物語への移入によって中心的事物に対する態度が変わるとすれば、物語形式の広告で登場人物の目標達成行動に貢献する形で製品を呈示することによって、その製品に対するポジティブな態度を抱かせることができると考えられる。このような手法は既に広く使われているが、本論文では物語への移入や物語における登場事物の位置づけを考慮することで、こうした手法が更に効果を高める可能性を実証的な形で示したともいえよう。しかし消費者の視点にたつと、こうした物語を用いた宣伝に移入することで、合理的思考を働かせることなく購買行動をとってしまう危険性も指摘できよう。また、研究7の結果は物語への移入が中心的事物に及ぼす説得的な影響力は、その持続性に問題がある可能性を示唆している。こうした点にも注意が必要だろう。
本論文の意義は以下の三つに集約される。第一に、物語接触による態度変化の対象を明らかにしたという点があげられる。これは理論の適用範囲を明らかにしたという点で基礎的な意義があり、同時に物語型コンテンツを用いた消費者への働きかけの効果の及ぶ範囲を予測する上で重要になるという点で、応用的な意義があるともいえる。

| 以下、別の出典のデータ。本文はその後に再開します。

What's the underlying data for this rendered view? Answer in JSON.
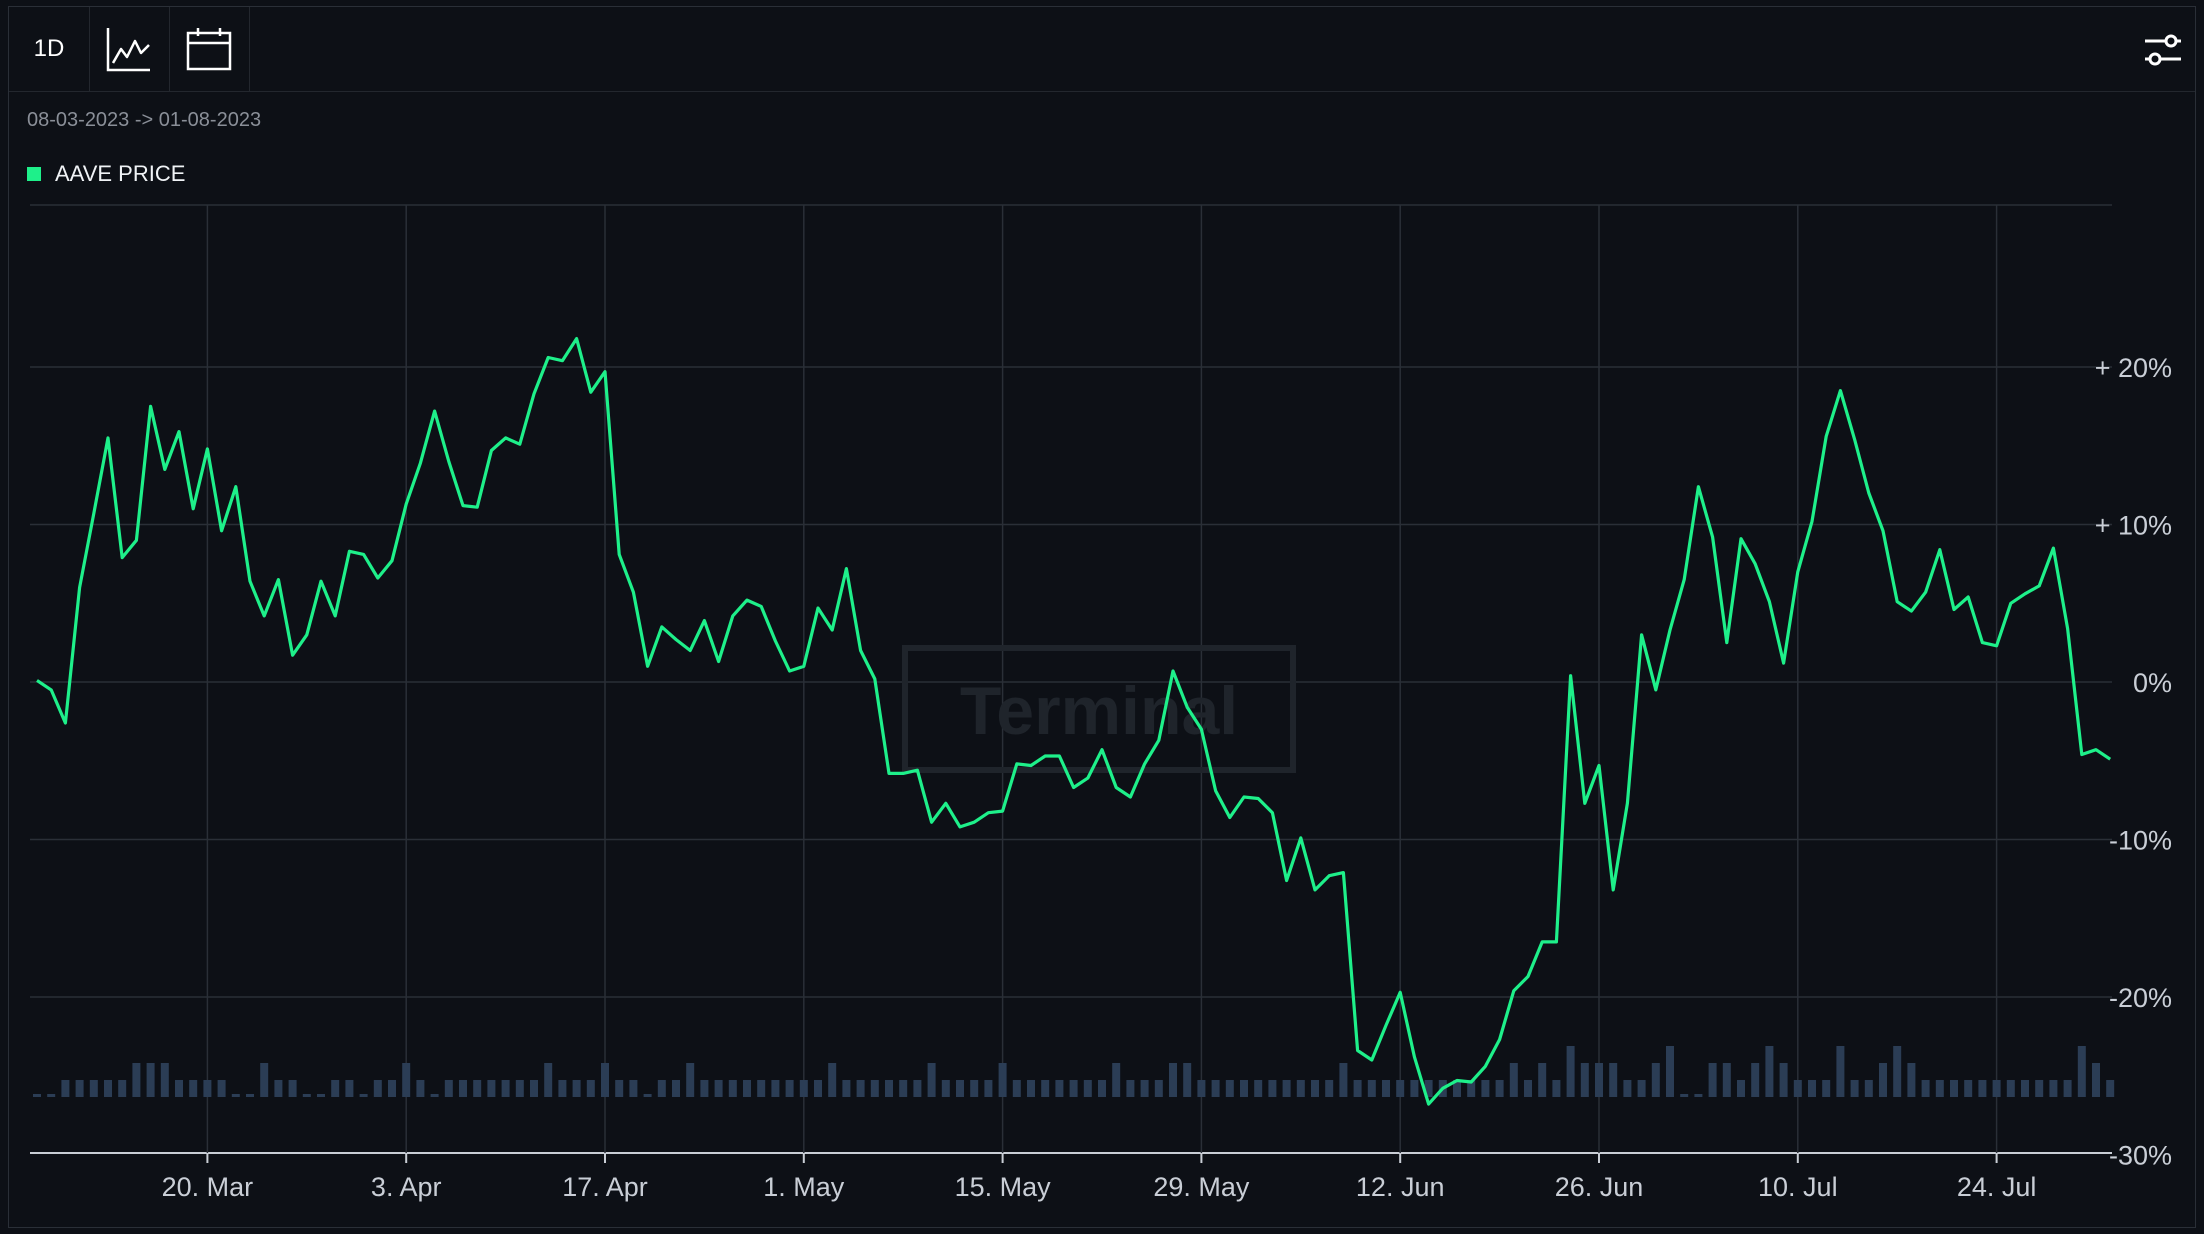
{
  "toolbar": {
    "interval_label": "1D",
    "icons": [
      "line-chart-icon",
      "calendar-icon",
      "settings-sliders-icon"
    ]
  },
  "date_range": "08-03-2023 -> 01-08-2023",
  "watermark": "Terminal",
  "colors": {
    "series": "#1ef08a",
    "volume": "#2b3d55",
    "grid": "#2a2f37",
    "background": "#0d1016"
  },
  "chart_data": {
    "type": "line",
    "title": "",
    "xlabel": "",
    "ylabel": "",
    "legend_position": "top-left",
    "grid": true,
    "x_range": [
      "2023-03-08",
      "2023-08-01"
    ],
    "ylim": [
      -30,
      30
    ],
    "x_ticks": [
      {
        "date": "2023-03-20",
        "label": "20. Mar"
      },
      {
        "date": "2023-04-03",
        "label": "3. Apr"
      },
      {
        "date": "2023-04-17",
        "label": "17. Apr"
      },
      {
        "date": "2023-05-01",
        "label": "1. May"
      },
      {
        "date": "2023-05-15",
        "label": "15. May"
      },
      {
        "date": "2023-05-29",
        "label": "29. May"
      },
      {
        "date": "2023-06-12",
        "label": "12. Jun"
      },
      {
        "date": "2023-06-26",
        "label": "26. Jun"
      },
      {
        "date": "2023-07-10",
        "label": "10. Jul"
      },
      {
        "date": "2023-07-24",
        "label": "24. Jul"
      }
    ],
    "y_ticks": [
      {
        "value": 20,
        "label": "+ 20%"
      },
      {
        "value": 10,
        "label": "+ 10%"
      },
      {
        "value": 0,
        "label": "0%"
      },
      {
        "value": -10,
        "label": "-10%"
      },
      {
        "value": -20,
        "label": "-20%"
      },
      {
        "value": -30,
        "label": "-30%"
      }
    ],
    "series": [
      {
        "name": "AAVE PRICE",
        "x": [
          "2023-03-08",
          "2023-03-09",
          "2023-03-10",
          "2023-03-11",
          "2023-03-12",
          "2023-03-13",
          "2023-03-14",
          "2023-03-15",
          "2023-03-16",
          "2023-03-17",
          "2023-03-18",
          "2023-03-19",
          "2023-03-20",
          "2023-03-21",
          "2023-03-22",
          "2023-03-23",
          "2023-03-24",
          "2023-03-25",
          "2023-03-26",
          "2023-03-27",
          "2023-03-28",
          "2023-03-29",
          "2023-03-30",
          "2023-03-31",
          "2023-04-01",
          "2023-04-02",
          "2023-04-03",
          "2023-04-04",
          "2023-04-05",
          "2023-04-06",
          "2023-04-07",
          "2023-04-08",
          "2023-04-09",
          "2023-04-10",
          "2023-04-11",
          "2023-04-12",
          "2023-04-13",
          "2023-04-14",
          "2023-04-15",
          "2023-04-16",
          "2023-04-17",
          "2023-04-18",
          "2023-04-19",
          "2023-04-20",
          "2023-04-21",
          "2023-04-22",
          "2023-04-23",
          "2023-04-24",
          "2023-04-25",
          "2023-04-26",
          "2023-04-27",
          "2023-04-28",
          "2023-04-29",
          "2023-04-30",
          "2023-05-01",
          "2023-05-02",
          "2023-05-03",
          "2023-05-04",
          "2023-05-05",
          "2023-05-06",
          "2023-05-07",
          "2023-05-08",
          "2023-05-09",
          "2023-05-10",
          "2023-05-11",
          "2023-05-12",
          "2023-05-13",
          "2023-05-14",
          "2023-05-15",
          "2023-05-16",
          "2023-05-17",
          "2023-05-18",
          "2023-05-19",
          "2023-05-20",
          "2023-05-21",
          "2023-05-22",
          "2023-05-23",
          "2023-05-24",
          "2023-05-25",
          "2023-05-26",
          "2023-05-27",
          "2023-05-28",
          "2023-05-29",
          "2023-05-30",
          "2023-05-31",
          "2023-06-01",
          "2023-06-02",
          "2023-06-03",
          "2023-06-04",
          "2023-06-05",
          "2023-06-06",
          "2023-06-07",
          "2023-06-08",
          "2023-06-09",
          "2023-06-10",
          "2023-06-11",
          "2023-06-12",
          "2023-06-13",
          "2023-06-14",
          "2023-06-15",
          "2023-06-16",
          "2023-06-17",
          "2023-06-18",
          "2023-06-19",
          "2023-06-20",
          "2023-06-21",
          "2023-06-22",
          "2023-06-23",
          "2023-06-24",
          "2023-06-25",
          "2023-06-26",
          "2023-06-27",
          "2023-06-28",
          "2023-06-29",
          "2023-06-30",
          "2023-07-01",
          "2023-07-02",
          "2023-07-03",
          "2023-07-04",
          "2023-07-05",
          "2023-07-06",
          "2023-07-07",
          "2023-07-08",
          "2023-07-09",
          "2023-07-10",
          "2023-07-11",
          "2023-07-12",
          "2023-07-13",
          "2023-07-14",
          "2023-07-15",
          "2023-07-16",
          "2023-07-17",
          "2023-07-18",
          "2023-07-19",
          "2023-07-20",
          "2023-07-21",
          "2023-07-22",
          "2023-07-23",
          "2023-07-24",
          "2023-07-25",
          "2023-07-26",
          "2023-07-27",
          "2023-07-28",
          "2023-07-29",
          "2023-07-30",
          "2023-07-31",
          "2023-08-01"
        ],
        "values": [
          0.1,
          -0.5,
          -2.6,
          6,
          10.7,
          15.5,
          7.9,
          9,
          17.5,
          13.5,
          15.9,
          11,
          14.8,
          9.6,
          12.4,
          6.4,
          4.2,
          6.5,
          1.7,
          3,
          6.4,
          4.2,
          8.3,
          8.1,
          6.6,
          7.7,
          11.3,
          13.9,
          17.2,
          14,
          11.2,
          11.1,
          14.7,
          15.5,
          15.1,
          18.3,
          20.6,
          20.4,
          21.8,
          18.4,
          19.7,
          8.1,
          5.7,
          1,
          3.5,
          2.7,
          2,
          3.9,
          1.3,
          4.2,
          5.2,
          4.8,
          2.6,
          0.7,
          1,
          4.7,
          3.3,
          7.2,
          2,
          0.2,
          -5.8,
          -5.8,
          -5.6,
          -8.9,
          -7.7,
          -9.2,
          -8.9,
          -8.3,
          -8.2,
          -5.2,
          -5.3,
          -4.7,
          -4.7,
          -6.7,
          -6.1,
          -4.3,
          -6.7,
          -7.3,
          -5.2,
          -3.7,
          0.7,
          -1.6,
          -3,
          -6.9,
          -8.6,
          -7.3,
          -7.4,
          -8.3,
          -12.6,
          -9.9,
          -13.2,
          -12.3,
          -12.1,
          -23.4,
          -24,
          -21.8,
          -19.7,
          -23.8,
          -26.8,
          -25.8,
          -25.3,
          -25.4,
          -24.4,
          -22.7,
          -19.6,
          -18.7,
          -16.5,
          -16.5,
          0.4,
          -7.7,
          -5.3,
          -13.2,
          -7.7,
          3,
          -0.5,
          3.3,
          6.5,
          12.4,
          9.2,
          2.5,
          9.1,
          7.5,
          5.1,
          1.2,
          7,
          10.2,
          15.6,
          18.5,
          15.4,
          12,
          9.6,
          5.1,
          4.5,
          5.7,
          8.4,
          4.6,
          5.4,
          2.5,
          2.3,
          5,
          5.6,
          6.1,
          8.5,
          3.4,
          -4.6,
          -4.3,
          -4.9
        ]
      }
    ],
    "volume": [
      0,
      0,
      1,
      1,
      1,
      1,
      1,
      2,
      2,
      2,
      1,
      1,
      1,
      1,
      0,
      0,
      2,
      1,
      1,
      0,
      0,
      1,
      1,
      0,
      1,
      1,
      2,
      1,
      0,
      1,
      1,
      1,
      1,
      1,
      1,
      1,
      2,
      1,
      1,
      1,
      2,
      1,
      1,
      0,
      1,
      1,
      2,
      1,
      1,
      1,
      1,
      1,
      1,
      1,
      1,
      1,
      2,
      1,
      1,
      1,
      1,
      1,
      1,
      2,
      1,
      1,
      1,
      1,
      2,
      1,
      1,
      1,
      1,
      1,
      1,
      1,
      2,
      1,
      1,
      1,
      2,
      2,
      1,
      1,
      1,
      1,
      1,
      1,
      1,
      1,
      1,
      1,
      2,
      1,
      1,
      1,
      1,
      1,
      1,
      1,
      1,
      1,
      1,
      1,
      2,
      1,
      2,
      1,
      3,
      2,
      2,
      2,
      1,
      1,
      2,
      3,
      0,
      0,
      2,
      2,
      1,
      2,
      3,
      2,
      1,
      1,
      1,
      3,
      1,
      1,
      2,
      3,
      2,
      1,
      1,
      1,
      1,
      1,
      1,
      1,
      1,
      1,
      1,
      1,
      3,
      2,
      1,
      2,
      1,
      3,
      2
    ]
  }
}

第二に、実験の形で物語への移入の説得的影響をより厳密な形で検証したことがあげられる。これまでの多くの研究では、物語呈示後に移入の程度を参加者に直接尋ね、その回答を基に参加者を移入高群と移入低群に分けて、反応の違いを検討してきた。しかし、こうした方法では要求特性などによる説明を排除できず、また、移入が説得的影響を持つのか、説得されたから移入したのか、その因果の方向性も特定できない。こうしたことから本論文では様々な方法を用いて物語への移入の実験的操作を行った。実験的に操作した物語への移入が主題や中心的事物に対する態度に及ぼす影響を示したことで、物語への移入が態度変化を生じさせるという因果関係の妥当性がより明らかになったといえるだろう。
さらに第三の意義として、物語接触が態度に及ぼす影響がさまざまなサンプル(大学生、社会人学生、日本人サンプル)に見られることを示したことがあげられる。物語への移入によってその主題や登場事物をそのまま受容することは、子どもに生じやすく、大人には生じにくいと直感的に考えることもできよう。しかし、本論文では、大人でも移入の説得的影響を受けることが示された。こうした影響の発達段階による違いは本論文では検討していないが、物語接触によって態度変化が生じること自体は発達段階や文化によって制限されず、より一般的な現象なのだといえるだろう。
ただし、本論文で実施された実験には、いくつかの点で課題が残る。まず、想定したプロセスを完全に実証したわけではないことがあげられる。本論文では、主題に対する態度変化が生じるプロセスとして、物語への移入によって反論生成が抑制されることを想定した。また、中心的事物に対する態度変化が生じるプロセスとして、物語への移入によって登場人物への同一視が強められることを想定した。しかし、こうした媒介変数、すなわち、反論生成の抑制や登場人物への同一視を測定していなかったため、結果として生じていた態度変化が、本論で想定したプロセスによってもたらされたのかどうかは明らかではない。今後はこうした媒介変数を直接測定するなどして、態度変化のプロセスを詳細に検討していく必要があるだろう。
私たちは他者の経験を物語として理解したり、自分自身の過去経験を物語の形で頭に思い浮かべることがある。その意味で物語接触は社会的な相互作用の一つの形式といえるだろう。本論では娯楽目的の物語に焦点をしぼって検討したが、物語を通じたコミュニケーションがどのように受け手である読者に影響を及ぼすのかを実証的に検討していくことにより、物語が社会の中で果たしてきた役割や機能、物語と人の関係についての理解をさらに深めていくことができるだろう。